Consider the difference equation:

$$ \Delta y(n)= - \biggl(\sin \frac{2\pi n}{3} \biggr) y(n)+\sum ^{n}_{s=- \infty }\frac{1}{3^{n-s}}g\bigl(y(s) \bigr),$$
(4.5)

where \(\Delta y(n)=y(n+1)-y(n)\), g is a globally Lipschitz continuous function with Lipschitz constant L and \(g(0)=0\).

We observe that \(G(n,s,y)=\frac{1}{3^{n-s}}g(y)\) satisfies (G1) and (G2) with \(p=\ln 2\) and \(\beta (n)\equiv 3L\). Since \(\sin \frac{2\pi n}{3}\) is a periodic function with period 3, for each \(k\in {\mathbb{Z}}^{+}\), we have

$$\begin{aligned} E(m+3k+1,m) :=&\prod^{m+3k}_{j=m} \biggl\vert 1-\sin \frac{2\pi j}{3} \biggr\vert \\ =& \biggl(1-\sin \frac{2\pi m}{3} \biggr) \biggl(\frac{1}{4} \biggr)^{k} \\ \leq& \biggl(1+\frac{\sqrt{3}}{2} \biggr) \biggl(\frac{1}{4} \biggr)^{k}. \end{aligned}$$

Thus, \(E(m+n,m)\rightarrow 0\) as \(n\rightarrow +\infty \) uniformly with respect to \(m\in {\mathbb{Z}}\). It is also easy to check that \({\vartheta }=1+\frac{\sqrt{3}}{2}\), and

$$ \kappa =3L\sup_{n \geq m \geq 0} \Biggl(\sum_{k =m}^{n-1}{E(n-1,k+1)} \Biggr) \leq (12+2\sqrt{3} )L. $$

According to Theorem 4.1, we deduce the following results.

Proposition 4.4

If \(L <1/ (12+2\sqrt{3} ) {\approx 0.064665}\), then the null solution of equation (4.5) is GAS in \(\mathfrak{B}^{\ln 2}\); and if \(L <1/ (39+12\sqrt{3} ) {\approx 0.016726}\), then it is GEAS in \(\mathfrak{B}^{\ln 2}\).

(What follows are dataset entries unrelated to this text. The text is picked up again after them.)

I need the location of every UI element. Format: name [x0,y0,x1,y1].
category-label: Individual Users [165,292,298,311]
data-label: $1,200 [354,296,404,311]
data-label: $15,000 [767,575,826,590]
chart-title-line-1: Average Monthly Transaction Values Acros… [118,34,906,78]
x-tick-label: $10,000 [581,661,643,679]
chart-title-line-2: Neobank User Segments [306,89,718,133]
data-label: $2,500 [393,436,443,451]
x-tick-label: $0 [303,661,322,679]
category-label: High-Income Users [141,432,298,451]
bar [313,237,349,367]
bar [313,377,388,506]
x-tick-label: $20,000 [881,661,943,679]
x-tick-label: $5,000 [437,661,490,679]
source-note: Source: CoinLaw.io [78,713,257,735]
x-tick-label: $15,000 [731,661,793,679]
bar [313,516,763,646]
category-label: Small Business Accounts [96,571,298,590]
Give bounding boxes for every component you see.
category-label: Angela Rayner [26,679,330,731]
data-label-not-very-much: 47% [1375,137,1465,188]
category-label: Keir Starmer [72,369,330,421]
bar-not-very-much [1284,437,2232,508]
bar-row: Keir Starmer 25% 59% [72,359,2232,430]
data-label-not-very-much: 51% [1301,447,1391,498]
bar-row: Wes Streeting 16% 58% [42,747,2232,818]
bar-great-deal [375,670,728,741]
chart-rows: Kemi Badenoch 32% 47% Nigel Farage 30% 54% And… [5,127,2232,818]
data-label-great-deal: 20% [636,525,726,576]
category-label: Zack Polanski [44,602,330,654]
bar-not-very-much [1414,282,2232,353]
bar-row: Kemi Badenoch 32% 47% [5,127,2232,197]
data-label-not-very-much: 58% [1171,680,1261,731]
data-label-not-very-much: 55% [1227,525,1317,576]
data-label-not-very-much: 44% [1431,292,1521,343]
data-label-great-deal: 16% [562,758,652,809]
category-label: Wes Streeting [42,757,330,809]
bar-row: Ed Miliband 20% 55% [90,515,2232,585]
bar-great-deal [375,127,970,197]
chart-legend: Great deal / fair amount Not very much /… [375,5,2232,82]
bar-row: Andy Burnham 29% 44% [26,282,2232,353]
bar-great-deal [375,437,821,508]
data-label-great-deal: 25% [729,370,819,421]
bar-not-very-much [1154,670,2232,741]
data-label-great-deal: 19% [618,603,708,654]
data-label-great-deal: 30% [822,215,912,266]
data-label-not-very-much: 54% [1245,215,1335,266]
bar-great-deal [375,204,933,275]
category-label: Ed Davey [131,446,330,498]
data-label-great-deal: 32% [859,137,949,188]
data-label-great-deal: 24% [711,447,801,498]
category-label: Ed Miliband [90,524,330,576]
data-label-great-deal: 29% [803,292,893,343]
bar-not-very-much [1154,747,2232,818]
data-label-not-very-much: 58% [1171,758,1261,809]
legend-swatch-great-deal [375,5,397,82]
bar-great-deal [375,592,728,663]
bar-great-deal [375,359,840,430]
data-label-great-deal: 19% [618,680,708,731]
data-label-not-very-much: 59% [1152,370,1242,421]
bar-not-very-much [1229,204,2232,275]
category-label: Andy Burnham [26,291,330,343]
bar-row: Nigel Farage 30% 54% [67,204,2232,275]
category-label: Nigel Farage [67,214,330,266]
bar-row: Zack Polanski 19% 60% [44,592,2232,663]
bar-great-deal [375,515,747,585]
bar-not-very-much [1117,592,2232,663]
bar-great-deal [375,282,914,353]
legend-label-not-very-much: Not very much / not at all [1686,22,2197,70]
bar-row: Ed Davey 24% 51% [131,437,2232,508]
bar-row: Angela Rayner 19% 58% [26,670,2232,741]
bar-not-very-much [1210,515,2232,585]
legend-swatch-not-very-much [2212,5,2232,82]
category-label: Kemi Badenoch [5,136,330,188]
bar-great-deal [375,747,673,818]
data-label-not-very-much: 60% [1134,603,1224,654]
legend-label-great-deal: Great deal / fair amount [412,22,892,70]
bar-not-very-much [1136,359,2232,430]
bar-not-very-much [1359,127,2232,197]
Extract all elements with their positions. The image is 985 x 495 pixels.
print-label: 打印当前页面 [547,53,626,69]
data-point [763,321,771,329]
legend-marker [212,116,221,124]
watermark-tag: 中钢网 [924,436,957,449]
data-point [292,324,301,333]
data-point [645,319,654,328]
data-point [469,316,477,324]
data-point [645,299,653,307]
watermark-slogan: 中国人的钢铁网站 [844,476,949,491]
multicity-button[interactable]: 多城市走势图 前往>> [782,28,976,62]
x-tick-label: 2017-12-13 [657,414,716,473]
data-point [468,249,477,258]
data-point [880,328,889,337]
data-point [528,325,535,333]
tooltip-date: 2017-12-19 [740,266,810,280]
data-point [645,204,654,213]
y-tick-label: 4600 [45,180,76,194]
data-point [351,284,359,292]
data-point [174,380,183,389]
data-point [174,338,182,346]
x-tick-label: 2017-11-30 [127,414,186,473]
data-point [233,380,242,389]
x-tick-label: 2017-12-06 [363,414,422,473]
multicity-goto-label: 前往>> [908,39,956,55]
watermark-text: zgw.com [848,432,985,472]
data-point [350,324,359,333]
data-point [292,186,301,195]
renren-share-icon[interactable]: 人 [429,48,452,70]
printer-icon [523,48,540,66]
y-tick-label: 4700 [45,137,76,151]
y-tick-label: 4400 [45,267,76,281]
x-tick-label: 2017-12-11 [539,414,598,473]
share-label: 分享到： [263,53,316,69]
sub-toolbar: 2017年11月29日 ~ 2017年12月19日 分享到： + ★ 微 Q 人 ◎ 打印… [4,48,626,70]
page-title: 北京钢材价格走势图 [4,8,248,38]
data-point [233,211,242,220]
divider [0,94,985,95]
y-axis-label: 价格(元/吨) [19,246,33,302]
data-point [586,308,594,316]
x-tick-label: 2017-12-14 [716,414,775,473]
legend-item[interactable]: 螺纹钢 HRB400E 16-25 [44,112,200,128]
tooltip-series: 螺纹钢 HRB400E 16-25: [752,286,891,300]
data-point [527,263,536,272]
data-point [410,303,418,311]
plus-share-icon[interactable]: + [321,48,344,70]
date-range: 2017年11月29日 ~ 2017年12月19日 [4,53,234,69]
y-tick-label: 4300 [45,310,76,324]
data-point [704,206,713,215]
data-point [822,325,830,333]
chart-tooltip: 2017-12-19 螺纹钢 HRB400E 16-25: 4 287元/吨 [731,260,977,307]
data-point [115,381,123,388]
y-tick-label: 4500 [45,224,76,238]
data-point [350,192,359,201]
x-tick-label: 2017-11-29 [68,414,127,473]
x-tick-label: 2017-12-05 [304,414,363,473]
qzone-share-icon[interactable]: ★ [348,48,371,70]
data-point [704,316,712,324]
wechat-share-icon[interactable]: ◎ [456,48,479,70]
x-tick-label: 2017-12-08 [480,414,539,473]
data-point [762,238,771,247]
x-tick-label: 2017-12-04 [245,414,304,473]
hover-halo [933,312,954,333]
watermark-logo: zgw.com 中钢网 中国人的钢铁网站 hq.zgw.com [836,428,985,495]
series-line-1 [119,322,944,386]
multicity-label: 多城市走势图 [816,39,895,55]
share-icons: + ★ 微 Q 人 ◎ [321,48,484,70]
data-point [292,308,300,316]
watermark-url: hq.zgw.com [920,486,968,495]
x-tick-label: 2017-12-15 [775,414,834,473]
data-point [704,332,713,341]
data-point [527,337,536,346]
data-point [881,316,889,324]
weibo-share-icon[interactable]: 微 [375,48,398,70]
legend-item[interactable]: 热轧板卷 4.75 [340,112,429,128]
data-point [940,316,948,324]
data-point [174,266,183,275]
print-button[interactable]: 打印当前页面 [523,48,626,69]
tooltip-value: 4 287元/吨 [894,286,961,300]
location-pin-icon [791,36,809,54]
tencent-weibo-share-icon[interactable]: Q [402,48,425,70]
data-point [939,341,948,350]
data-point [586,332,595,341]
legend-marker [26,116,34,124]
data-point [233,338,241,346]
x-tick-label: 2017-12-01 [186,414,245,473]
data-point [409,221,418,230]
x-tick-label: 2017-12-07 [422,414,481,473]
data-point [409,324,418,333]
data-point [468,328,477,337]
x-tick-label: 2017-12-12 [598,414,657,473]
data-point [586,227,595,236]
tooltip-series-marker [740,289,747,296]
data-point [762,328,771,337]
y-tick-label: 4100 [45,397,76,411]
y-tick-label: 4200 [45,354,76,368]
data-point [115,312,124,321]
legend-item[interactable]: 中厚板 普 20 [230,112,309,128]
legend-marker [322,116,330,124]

We now give the numerical simulation of equation (4.5) via Matlab to verify the correctness of our results. For simplicity, we assume that \(g(x)=Lx\) and

$$ y(n)=1, \quad \forall n\in {\mathbb{Z}}^{-}. $$

Thus, \(y_{0}\in \mathfrak{B}^{\ln 2}\). Indeed,

$$ \Vert y_{0} \Vert :=\sup_{k\in {\mathbb{Z}}^{-}} \bigl( \bigl\vert y(k) \bigr\vert e^{ ( \ln 2 ) k} \bigr)=\sup_{k\in {\mathbb{Z}}^{-}}2^{k}=1< \infty . $$

Taking \(L=0.0645\) and \(L=0.0165\), our PC produces Fig. 1 and Fig. 2 as follows.

Figure 1
figure 1

\(L=0.0645\)

Figure 2
figure 2

\(L=0.0165\)

Remark 4.5

We remark that the global exponential stability of the null solution of equation (4.5) can not be derived by applying [31, Theorem 3.2 or Corollary 3.5]. Indeed, if we take \(n=3k-1\) (\(k=0,1,\cdots \)) in this example, then

$$ 1- \biggl(\sin \frac{2\pi (3k-1)}{3} \biggr)=1+\frac{\sqrt{3}}{2}>1, $$

which indicates that the conditions required in [31, Theorem 3.2 or Corollary 3.5] are not satisfied.